Setahuku untuk menuju tempatmu mengukir prestasi musti melewati jalan depan sekolahku dahulu. Kalaupun tidak melewati depan sekolah, mungkinkah kamu mau melewati jalan lingkar yang jaraknya lebih jauh beberapa kilometer.  Kupikir tidak, sebab aku tahu siapa kamu; tiba di sekolah saat bel masuk berbunyi. Rasanya jadi teringat masa-masa lalu kala kita berjalan bersama menuju lapangan dekat sekolah.

Bukankah mengetik namaku di ponselmu lalu mengirimnya ke nomorku tidaklah sesulit mengangkat beban 500 ton, tapi kenapa jarang kaulakukan?

Ini yang kurasakan beberapa bulan terakhir. Namamu tak lagi memenuhi kotak masuk ponselku, adanya namamu berkali-kali menyinggahi kotak keluar. Mataku bosan melihat nama orang lain memasuki ponselku semau mereka. Namun, yang kutunggu tak kunjung memberi kabar.

Kalau ada yang memperhatikanku lebih dari kamu, apa kamu tak takut kehilangan?

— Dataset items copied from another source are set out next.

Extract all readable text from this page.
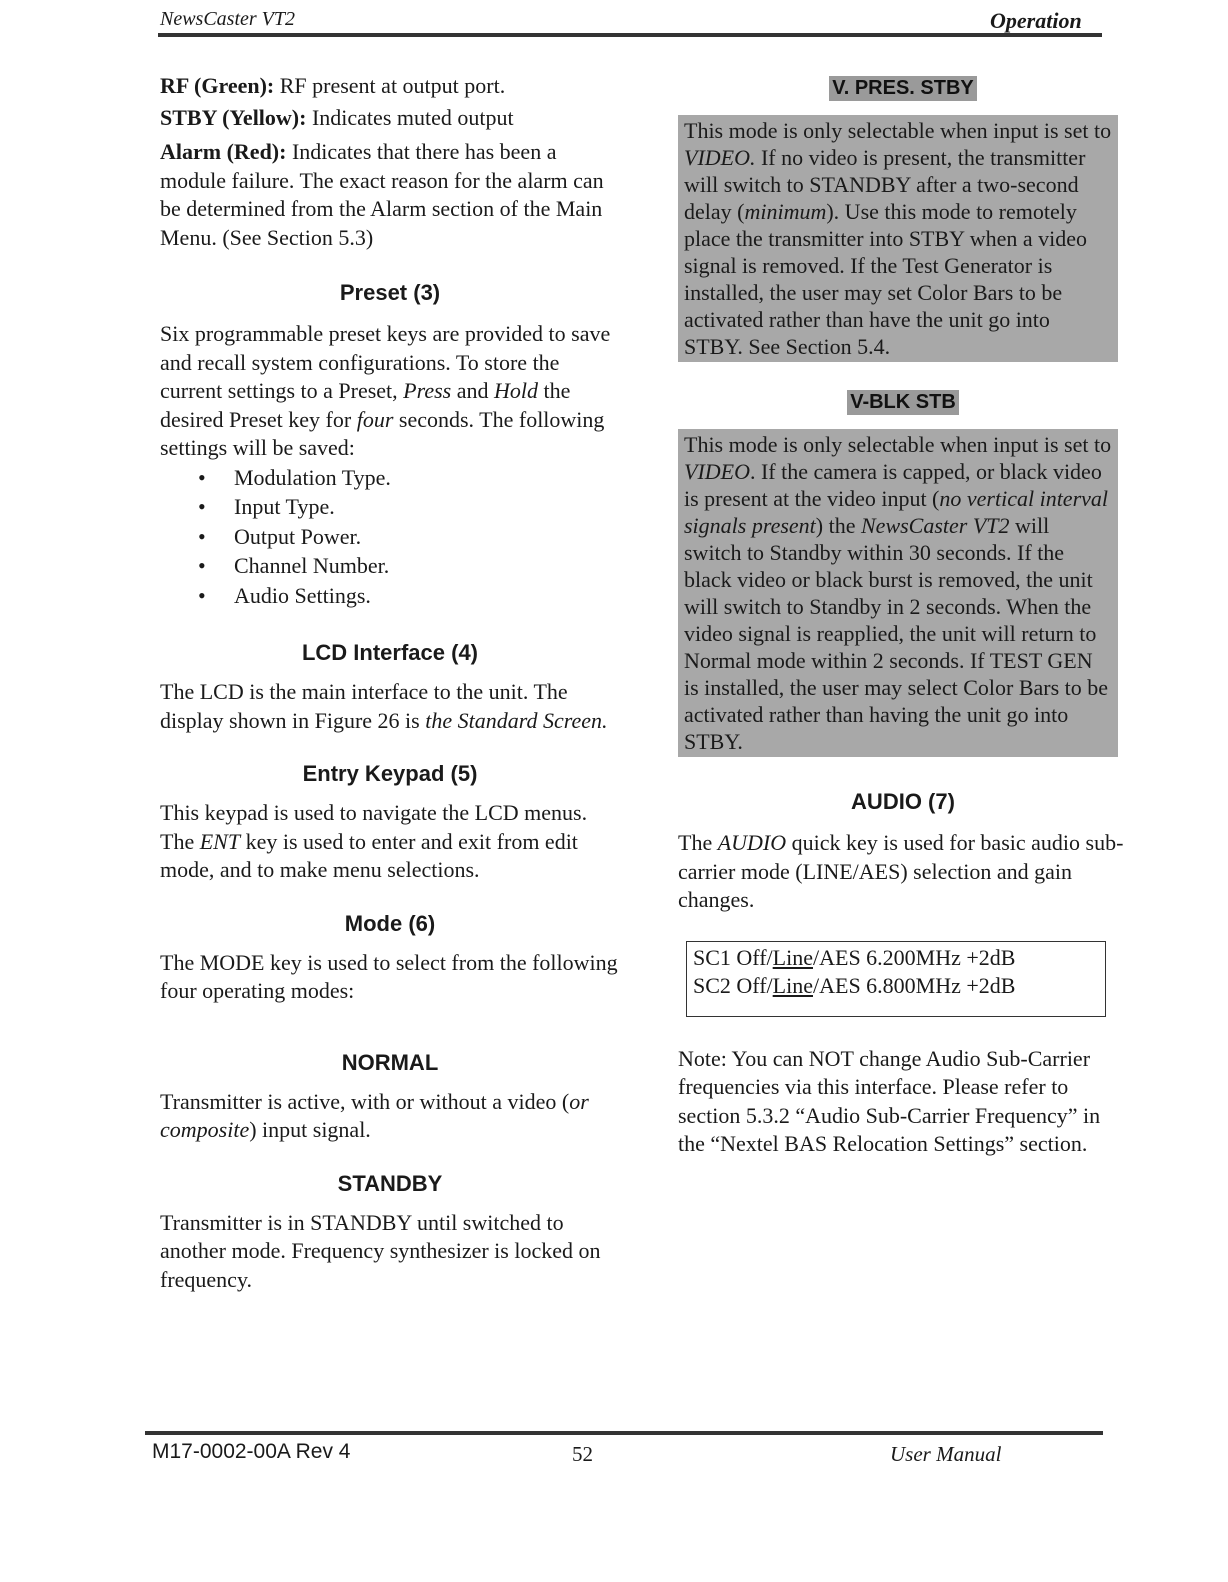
NewsCaster VT2	Operation

RF (Green): RF present at output port.

STBY (Yellow): Indicates muted output

Alarm (Red): Indicates that there has been a module failure. The exact reason for the alarm can be determined from the Alarm section of the Main Menu. (See Section 5.3)

Preset (3)

Six programmable preset keys are provided to save and recall system configurations. To store the current settings to a Preset, Press and Hold the desired Preset key for four seconds. The following settings will be saved:

• Modulation Type.
• Input Type.
• Output Power.
• Channel Number.
• Audio Settings.

LCD Interface (4)

The LCD is the main interface to the unit. The display shown in Figure 26 is the Standard Screen.

Entry Keypad (5)

This keypad is used to navigate the LCD menus. The ENT key is used to enter and exit from edit mode, and to make menu selections.

Mode (6)

The MODE key is used to select from the following four operating modes:

NORMAL

Transmitter is active, with or without a video (or composite) input signal.

STANDBY

Transmitter is in STANDBY until switched to another mode. Frequency synthesizer is locked on frequency.

V. PRES. STBY
This mode is only selectable when input is set to VIDEO. If no video is present, the transmitter will switch to STANDBY after a two-second delay (minimum). Use this mode to remotely place the transmitter into STBY when a video signal is removed. If the Test Generator is installed, the user may set Color Bars to be activated rather than have the unit go into STBY. See Section 5.4.
V-BLK STB
This mode is only selectable when input is set to VIDEO. If the camera is capped, or black video is present at the video input (no vertical interval signals present) the NewsCaster VT2 will switch to Standby within 30 seconds. If the black video or black burst is removed, the unit will switch to Standby in 2 seconds. When the video signal is reapplied, the unit will return to Normal mode within 2 seconds. If TEST GEN is installed, the user may select Color Bars to be activated rather than having the unit go into STBY.

AUDIO (7)

The AUDIO quick key is used for basic audio sub-carrier mode (LINE/AES) selection and gain changes.

SC1 Off/Line/AES 6.200MHz +2dB
SC2 Off/Line/AES 6.800MHz +2dB

Note: You can NOT change Audio Sub-Carrier frequencies via this interface. Please refer to section 5.3.2 “Audio Sub-Carrier Frequency” in the “Nextel BAS Relocation Settings” section.

M17-0002-00A Rev 4	52	User Manual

Ketika mereka pada menanyakan kabarku, tetap kukuatkan hatiku untuk tidak melaju terlalu jauh. Aku takut salah langkah, aku tak mau mengkhianati kesetiaanku padamu. Kubalas saja kepedulian mereka sekenannya, tak apa kalau dibilang tidak peka. Toh, aku sudah berkepunya kamu yang tak kunjung datang.


Ini tentang semesta kita berdua. Aku di sini sedangkan kamu di sana. Berbeda.